VwGH vom 19.03.2013, 2009/02/0230

Betreff

Der Verwaltungsgerichtshof hat durch den Vorsitzenden Senatspräsident Dr. Bumberger und die Hofräte Dr. Riedinger und Dr. N. Bachler als Richter, im Beisein der Schriftführerin Mag. Farcas, über die Beschwerde der P in S, vertreten durch die Haslinger/Nagele Partner Rechtsanwälte GmbH in 4020 Linz, Roseggerstraße 58, gegen den Bescheid des Unabhängigen Verwaltungssenates des Landes Oberösterreich vom , Zl. VwSen-164002/6/Bi/Se, betreffend Übertretung der StVO 1960 (weitere Partei: Oberösterreichische Landesregierung), zu Recht erkannt:

Spruch

Der angefochtene Bescheid wird wegen Rechtswidrigkeit seines Inhaltes aufgehoben.

Das Land Oberösterreich hat der Beschwerdeführerin Aufwendungen in der Höhe von EUR 1.326,40 binnen zwei Wochen bei sonstiger Exekution zu ersetzen.

Begründung

Mit dem im Instanzenzug ergangenen Bescheid der belangten Behörde vom wurde die Beschwerdeführerin für schuldig befunden, sie habe es als handelsrechtliche Geschäftsführerin der H.-GmbH und somit als gemäß § 9 VStG zur Vertretung nach außen Berufene zu verantworten, dass ohne straßenpolizeiliche Bewilligung am um 14.00 Uhr neben der L 506 an einem näher genannten Ort außerhalb des Ortsgebietes, aber innerhalb einer Entfernung von 100 m vom Fahrbahnrand folgende Ankündigung/Werbung an einer Hauswand des Hauses G. 22 angebracht gewesen sei: "Noch 300 m W. Hotel-Restaurant" - Größe: ca. 2 mal 2 Meter."

Die Beschwerdeführerin habe dadurch § 84 Abs. 2 StVO 1960 verletzt, weshalb über sie gemäß § 99 Abs. 3 lit. j StVO 1960 eine Geldstrafe in der Höhe von EUR 80,-- (Ersatzfreiheitsstrafe: 10 Stunden) verhängt wurde.

In der Begründung dieses Bescheides wird u.a. ausgeführt, nach den Ergebnissen des Beweisverfahrens sei unbestritten, dass die auf den der Anzeige beigelegten Fotos dargestellte Ankündigung an der genannten Hauswand am , 14.00 Uhr, angebracht gewesen sei. Das laut Beschwerdeführerin im außerbücherlichen Eigentum des Gesellschafters J. H. befindliche Haus G. 22 liege außerhalb des Ortsgebietes in der Gemeinde S. direkt an der L506 auf Höhe von km 11,340 und die ca. 2 mal 2 m große Fläche sei für herannahende Verkehrsteilnehmer, wie die Beschwerdeführerin in der Berufung ausgeführt habe, zweifellos ohne Einschränkungen zu lesen und die "Botschaft" leicht zu "behalten". Die Ankündigung verweise zwar auf ein in 300 m befindliches Hotel-Restaurant, enthalte aber durch die nicht zu übersehende fotografische Darstellung eindeutig "Anpreisungscharakter", sodass nicht mehr nur von einer bloßen "Ankündigung" ausgegangen werden könne.

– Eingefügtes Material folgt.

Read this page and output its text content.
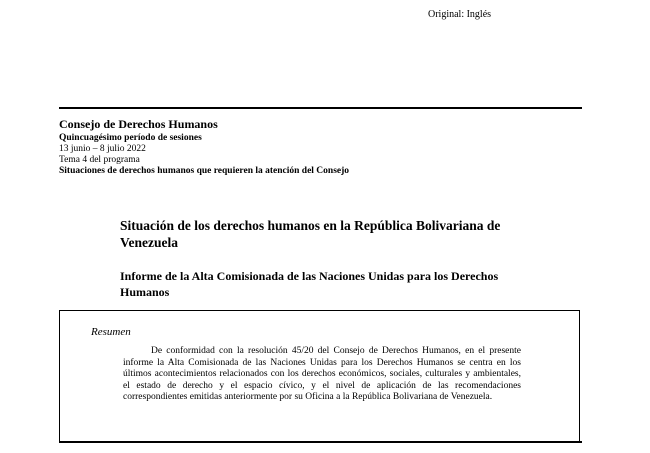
Original: Inglés
Consejo de Derechos Humanos
Quincuagésimo período de sesiones
13 junio – 8 julio 2022
Tema 4 del programa
Situaciones de derechos humanos que requieren la atención del Consejo
Situación de los derechos humanos en la República Bolivariana de Venezuela
Informe de la Alta Comisionada de las Naciones Unidas para los Derechos Humanos
Resumen

De conformidad con la resolución 45/20 del Consejo de Derechos Humanos, en el presente informe la Alta Comisionada de las Naciones Unidas para los Derechos Humanos se centra en los últimos acontecimientos relacionados con los derechos económicos, sociales, culturales y ambientales, el estado de derecho y el espacio cívico, y el nivel de aplicación de las recomendaciones correspondientes emitidas anteriormente por su Oficina a la República Bolivariana de Venezuela.
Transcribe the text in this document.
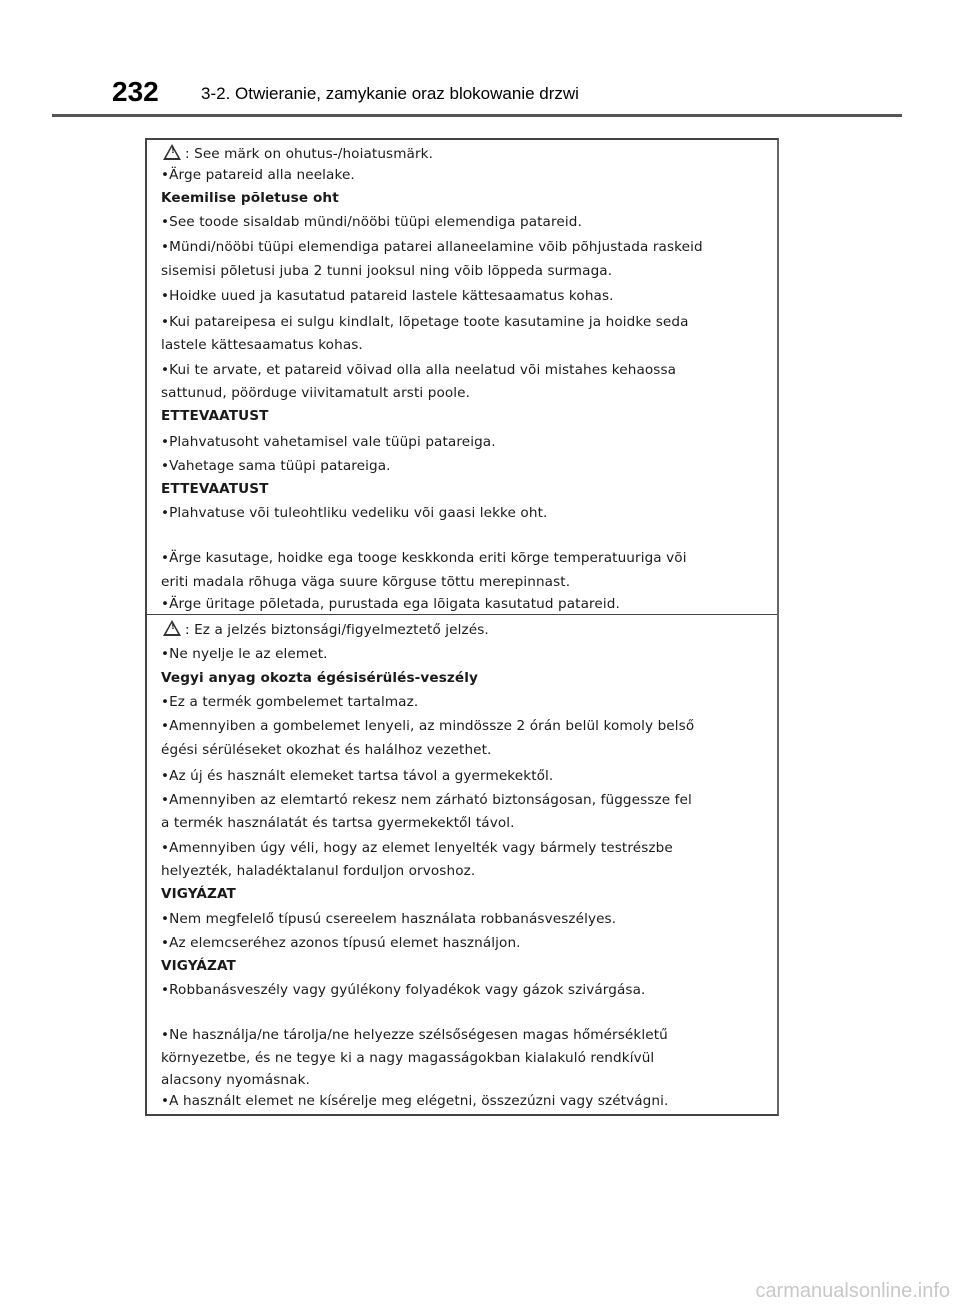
232 3-2. Otwieranie, zamykanie oraz blokowanie drzwi
! : See märk on ohutus-/hoiatusmärk.
•Ärge patareid alla neelake.
Keemilise põletuse oht
•See toode sisaldab mündi/nööbi tüüpi elemendiga patareid.
•Mündi/nööbi tüüpi elemendiga patarei allaneelamine võib põhjustada raskeid
sisemisi põletusi juba 2 tunni jooksul ning võib lõppeda surmaga.
•Hoidke uued ja kasutatud patareid lastele kättesaamatus kohas.
•Kui patareipesa ei sulgu kindlalt, lõpetage toote kasutamine ja hoidke seda
lastele kättesaamatus kohas.
•Kui te arvate, et patareid võivad olla alla neelatud või mistahes kehaossa
sattunud, pöörduge viivitamatult arsti poole.
ETTEVAATUST
•Plahvatusoht vahetamisel vale tüüpi patareiga.
•Vahetage sama tüüpi patareiga.
ETTEVAATUST
•Plahvatuse või tuleohtliku vedeliku või gaasi lekke oht.
•Ärge kasutage, hoidke ega tooge keskkonda eriti kõrge temperatuuriga või
eriti madala rõhuga väga suure kõrguse tõttu merepinnast.
•Ärge üritage põletada, purustada ega lõigata kasutatud patareid.
! : Ez a jelzés biztonsági/figyelmeztető jelzés.
•Ne nyelje le az elemet.
Vegyi anyag okozta égésisérülés-veszély
•Ez a termék gombelemet tartalmaz.
•Amennyiben a gombelemet lenyeli, az mindössze 2 órán belül komoly belső
égési sérüléseket okozhat és halálhoz vezethet.
•Az új és használt elemeket tartsa távol a gyermekektől.
•Amennyiben az elemtartó rekesz nem zárható biztonságosan, függessze fel
a termék használatát és tartsa gyermekektől távol.
•Amennyiben úgy véli, hogy az elemet lenyelték vagy bármely testrészbe
helyezték, haladéktalanul forduljon orvoshoz.
VIGYÁZAT
•Nem megfelelő típusú csereelem használata robbanásveszélyes.
•Az elemcseréhez azonos típusú elemet használjon.
VIGYÁZAT
•Robbanásveszély vagy gyúlékony folyadékok vagy gázok szivárgása.
•Ne használja/ne tárolja/ne helyezze szélsőségesen magas hőmérsékletű
környezetbe, és ne tegye ki a nagy magasságokban kialakuló rendkívül
alacsony nyomásnak.
•A használt elemet ne kísérelje meg elégetni, összezúzni vagy szétvágni.
carmanualsonline.info
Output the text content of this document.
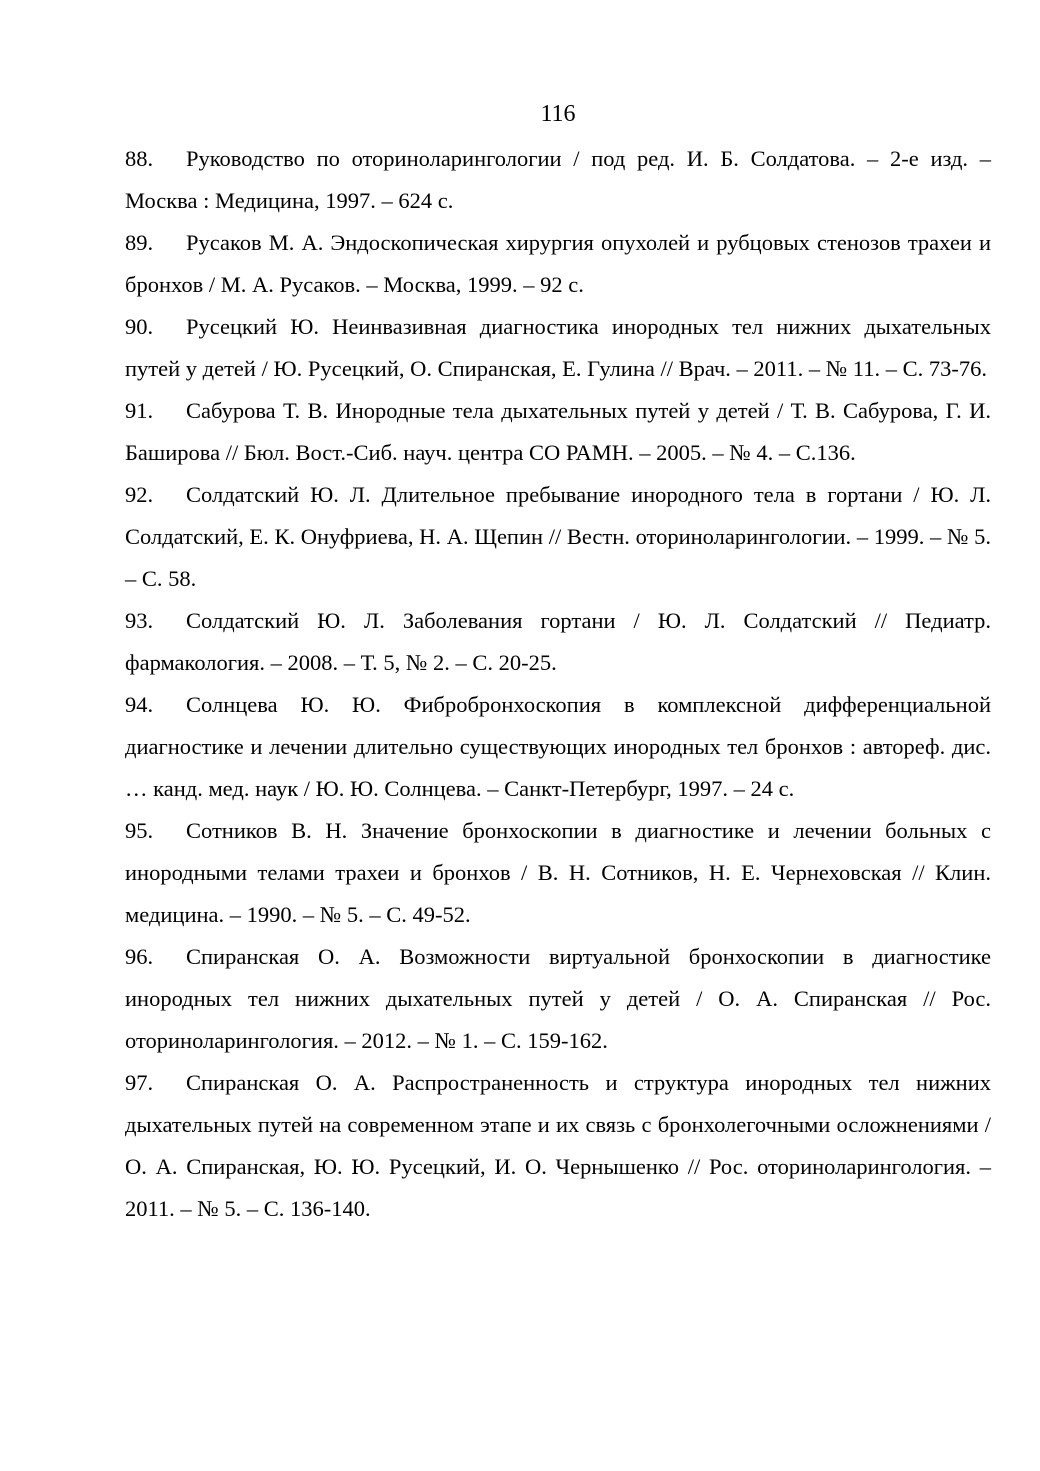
116
88. Руководство по оториноларингологии / под ред. И. Б. Солдатова. – 2-е изд. – Москва : Медицина, 1997. – 624 с.
89. Русаков М. А. Эндоскопическая хирургия опухолей и рубцовых стенозов трахеи и бронхов / М. А. Русаков. – Москва, 1999. – 92 с.
90. Русецкий Ю. Неинвазивная диагностика инородных тел нижних дыхательных путей у детей / Ю. Русецкий, О. Спиранская, Е. Гулина // Врач. – 2011. – № 11. – С. 73-76.
91. Сабурова Т. В. Инородные тела дыхательных путей у детей / Т. В. Сабурова, Г. И. Баширова // Бюл. Вост.-Сиб. науч. центра СО РАМН. – 2005. – № 4. – С.136.
92. Солдатский Ю. Л. Длительное пребывание инородного тела в гортани / Ю. Л. Солдатский, Е. К. Онуфриева, Н. А. Щепин // Вестн. оториноларингологии. – 1999. – № 5. – С. 58.
93. Солдатский Ю. Л. Заболевания гортани / Ю. Л. Солдатский // Педиатр. фармакология. – 2008. – Т. 5, № 2. – С. 20-25.
94. Солнцева Ю. Ю. Фибробронхоскопия в комплексной дифференциальной диагностике и лечении длительно существующих инородных тел бронхов : автореф. дис. … канд. мед. наук / Ю. Ю. Солнцева. – Санкт-Петербург, 1997. – 24 с.
95. Сотников В. Н. Значение бронхоскопии в диагностике и лечении больных с инородными телами трахеи и бронхов / В. Н. Сотников, Н. Е. Чернеховская // Клин. медицина. – 1990. – № 5. – С. 49-52.
96. Спиранская О. А. Возможности виртуальной бронхоскопии в диагностике инородных тел нижних дыхательных путей у детей / О. А. Спиранская // Рос. оториноларингология. – 2012. – № 1. – С. 159-162.
97. Спиранская О. А. Распространенность и структура инородных тел нижних дыхательных путей на современном этапе и их связь с бронхолегочными осложнениями / О. А. Спиранская, Ю. Ю. Русецкий, И. О. Чернышенко // Рос. оториноларингология. – 2011. – № 5. – С. 136-140.
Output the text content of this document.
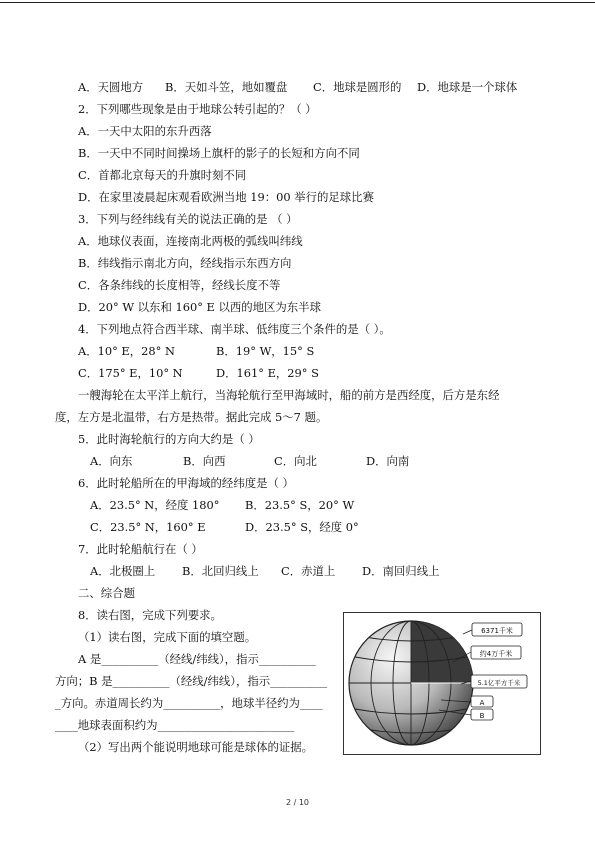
A．天圆地方 B．天如斗笠，地如覆盘 C．地球是圆形的 D．地球是一个球体
2．下列哪些现象是由于地球公转引起的？（ ）
A．一天中太阳的东升西落
B．一天中不同时间操场上旗杆的影子的长短和方向不同
C．首都北京每天的升旗时刻不同
D．在家里凌晨起床观看欧洲当地 19：00 举行的足球比赛
3．下列与经纬线有关的说法正确的是 （ ）
A．地球仪表面，连接南北两极的弧线叫纬线
B．纬线指示南北方向，经线指示东西方向
C．各条纬线的长度相等，经线长度不等
D．20° W 以东和 160° E 以西的地区为东半球
4．下列地点符合西半球、南半球、低纬度三个条件的是（ ）。
A．10° E，28° N	B．19° W，15° S
C．175° E，10° N	D．161° E，29° S
一艘海轮在太平洋上航行，当海轮航行至甲海域时，船的前方是西经度，后方是东经
度，左方是北温带，右方是热带。据此完成 5～7 题。
5．此时海轮航行的方向大约是（ ）
A．向东	B．向西	C．向北	D．向南
6．此时轮船所在的甲海域的经纬度是（ ）
A．23.5° N，经度 180° B．23.5° S，20° W
C．23.5° N，160° E	D．23.5° S，经度 0°
7．此时轮船航行在（ ）
A．北极圈上 B．北回归线上 C．赤道上 D．南回归线上
二、综合题
8．读右图，完成下列要求。
（1）读右图，完成下面的填空题。
A 是__________（经线/纬线），指示__________
方向；B 是__________（经线/纬线），指示__________
_方向。赤道周长约为__________，地球半径约为____
____地球表面积约为________________________
（2）写出两个能说明地球可能是球体的证据。
6371千米
约4万千米
5.1亿平方千米
A
B
2 / 10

Die Beschwerdeführerin habe in der Verhandlung wie bereits in der schriftlichen Berufung, ausdrücklich bestätigt, sie sei im Oktober 2008 als handelsrechtliche Geschäftsführerin der H.-GmbH für das W. Hotel-Restaurant zuständig gewesen und habe nie um straßenpolizeiliche Bewilligung für diese bereits ca. ein Jahr vorher angebrachte "Ankündigung" angesucht. Sie habe keine Möglichkeit der Einflussnahme gehabt, auch nicht auf eine eventuelle Entfernung, weil J. H. zwar Gesellschafter der GmbH, aber nicht in das Organisationsgefüge eingebunden sei.

Hinsichtlich der Verantwortlichkeit der Beschwerdeführerin als handelsrechtliche Geschäftsführerin der H.-GmbH bestehe schon aufgrund ihrer Aussagen in der Berufungsverhandlung kein Zweifel. Die Beschwerdeführerin sei am Vorfallstag nach eigenen Angaben alleine für das W. Hotel-Restaurant zuständig gewesen, daher habe sie auch die verwaltungsstrafrechtliche Verantwortung.

Dass die Beschwerdeführerin persönlich an der offenbar bereits ca. ein Jahr vorher auf Veranlassung von J. H. erfolgten Anbringung im Sinne einer Befestigung an der Hauswand nicht beteiligt gewesen sei, sei dabei nicht relevant. Wesentlich sei, dass sie als handelsrechtliche Geschäftsführerin der letztlich (unbestritten) als "Nutznießer" davon profitierenden H.-GmbH den Zustand ohne Vorliegen einer straßenpolizeilichen Bewilligung belassen habe; sie habe die nach ihrer Darlegung eigenmächtige Vorgangsweise des Gesellschafters J. H. ohne jegliches Tätigwerden diesbezüglich akzeptiert.

Bei einer Verwaltungsübertretung nach § 84 Abs. 2 StVO 1960 liege insofern ein Begehungsdelikt vor, als dem verantwortlichen Organ der GmbH nicht vorgeworfen werde, nicht dafür gesorgt zu haben, dass die Werbung nicht angebracht werde oder deren Entfernung nicht veranlasst zu haben, sondern das mit Strafe bedrohte Verhalten liege darin, die Werbung ohne Vorliegen einer straßenpolizeilichen Bewilligung angebracht zu haben, wobei der Begriff "Anbringen" nicht als körperlich zum Tatzeitpunkt vollzogene Tätigkeit, sondern als Herbeiführung (Belassung) eines Zustandes, bezogen auf den Tatzeitpunkt, zu sehen sei. Ob die Beschwerdeführerin in der Folge Einfluss auf eine Entfernung der Werbung habe oder deren Anbringung persönlich hätte verhindern können, sei zum einen nicht Gegenstand des Verwaltungsstrafverfahrens und zum anderen stelle sich dabei auch nicht die Frage nach einer analogen Anwendung des § 2 StGB.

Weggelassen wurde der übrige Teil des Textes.